The other cardinal aspect is this: The Holocaust - a planned, industrial and systematic destruction - was inflicted upon the German Jews by their own government. It's true, of course, that this was not a democratically legitimate governance, nonetheless the Holocaust was not brought upon the Jews (in Germany at least) by an external invader. In fairness, it's also true that after their invasion of Poland etc the Germans (in conjunction with the local populations) extended the Holocaust to Jews of other nations.

So I think Finkelstein needs to consider what he means by the word 'Holocaust'.

If anything, the current conflict bears more of a resemblance to the Crusades. But the real questions have to be - why are the Jews so detested by some and how has this come about? That is not a Palestinian vs Jew debate, it is a global matter.

James Higham said...

Yes, this certainly sums up the true situation. It has been Israeli policy for some time to withdraw from those two areas and they did so.

It's the attitude of the militants which has caused all the trouble, the desire to kill Jews. There might be ceasefire but how that attitude will ever be remedied is beyond most of us.

Alex said...

Iain, I notice that your extracts excluded Finkelstein's lengthy opening remark that the Israelis have to attcak because nobody else defends the Jews and invoking the memory of Anne Frank. Well, nobody defends the Brits, we just have to make friends with the world around us and I thought the reference to Anne Frank was tawdry in the extreme (although I am always moved by reading the story and find it hard to watch the TV programmes) in the light of recent deaths of children in Gaza.

Nevertheless, the reference to Anne Frank did remind me of the frequent calls for restitution from survivors of the Holocaust or victims of Nazi looting, and the obvious comparison with the lack of restitution granted to Arab Palestinians who were driven off their lands before and after the establishment of the state of Israel. That is the crux of the grievance against Israel and is the root cause behind those who call for the destruction of the state of Israel. Address that issue satisfactorily and the support for Hamas will fall away.

Chris Paul said...

Pants Iain. the Palestinians have been screwed over and over again. the deal has got worse and worse. more land has been nicked. More promises have been broken. And worst of all through all this robust activity the people of Israel have been pu into more and more jeopardy.

The latest action following the death of one Israeli citizen by rocket (vs six Gazaans on 4 Nov and various other Palestinians by rifle shot) has increased Israeli deaths by a factor of 10 in just a couple of weeks.

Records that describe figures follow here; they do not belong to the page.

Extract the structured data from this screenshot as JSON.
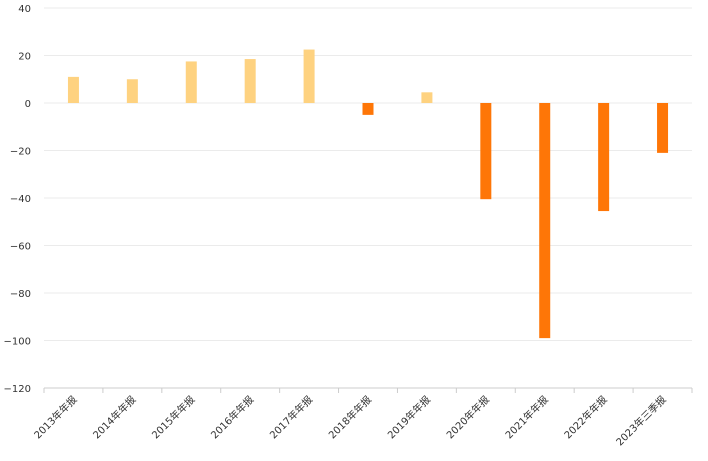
{
  "chart_data": {
    "type": "bar",
    "title": "",
    "xlabel": "",
    "ylabel": "",
    "categories": [
      "2013年年报",
      "2014年年报",
      "2015年年报",
      "2016年年报",
      "2017年年报",
      "2018年年报",
      "2019年年报",
      "2020年年报",
      "2021年年报",
      "2022年年报",
      "2023年三季报"
    ],
    "values": [
      11,
      10,
      17.5,
      18.5,
      22.5,
      -5,
      4.5,
      -40.5,
      -99,
      -45.5,
      -21
    ],
    "ylim": [
      -120,
      40
    ],
    "yticks": [
      "40",
      "20",
      "0",
      "−20",
      "−40",
      "−60",
      "−80",
      "−100",
      "−120"
    ],
    "grid": true,
    "legend": "none",
    "colors": {
      "positive": "#FED280",
      "negative": "#FE7607",
      "grid": "#EBEBEB",
      "axis": "#CCCCCC",
      "text": "#333333"
    }
  }
}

The sort of death toll that Hamas' pathetic "rockets" and "missiles" would take five years to have brought about. And, oh yes, 700 Palestinians have been slaughtered, around a third of them children.

Bloody brilliant. Well done you!

Hamas militants can be wrong without making Israel right.

Jimmy said...

Finkelstein's normally a decent writer. This piece however is utter bilge.

"Who can see pictures of children in a war zone or a slum street and not be angry and bewildered and driven to protest?"

If he wants an answer to that he should come on here.

Carl Eve said...

I take it you're now calling the Red Cross an appeasing useful idiot Iain?

http://news.bbc.co.uk/1/hi/world/middle_east/7817926.stm

Alan Hood said...

Iain, please read this article written by an Israeli journalist who originally fought for the creation of Israel in 1948 and now is a peace activist. He explains extremely well the folly of Israel's actions:

http://www.arabnews.com/?page=7&section=0&article=117935&d=8&m=1&y=2009

By the way the Palestinians were not offered the whole of the West Bank and the majority have accepted the Arab Peace Plan endorsed by all the Arab governments. This is full recognition and relations with Israel in return for going back to the 1967 borders and a fair deal for the Palestinian refugees.

The only alternative is the one state solution where everyone there has the same rights but then it would not be a Jewish state. Similar arguments about South Africa and the Afrikaners.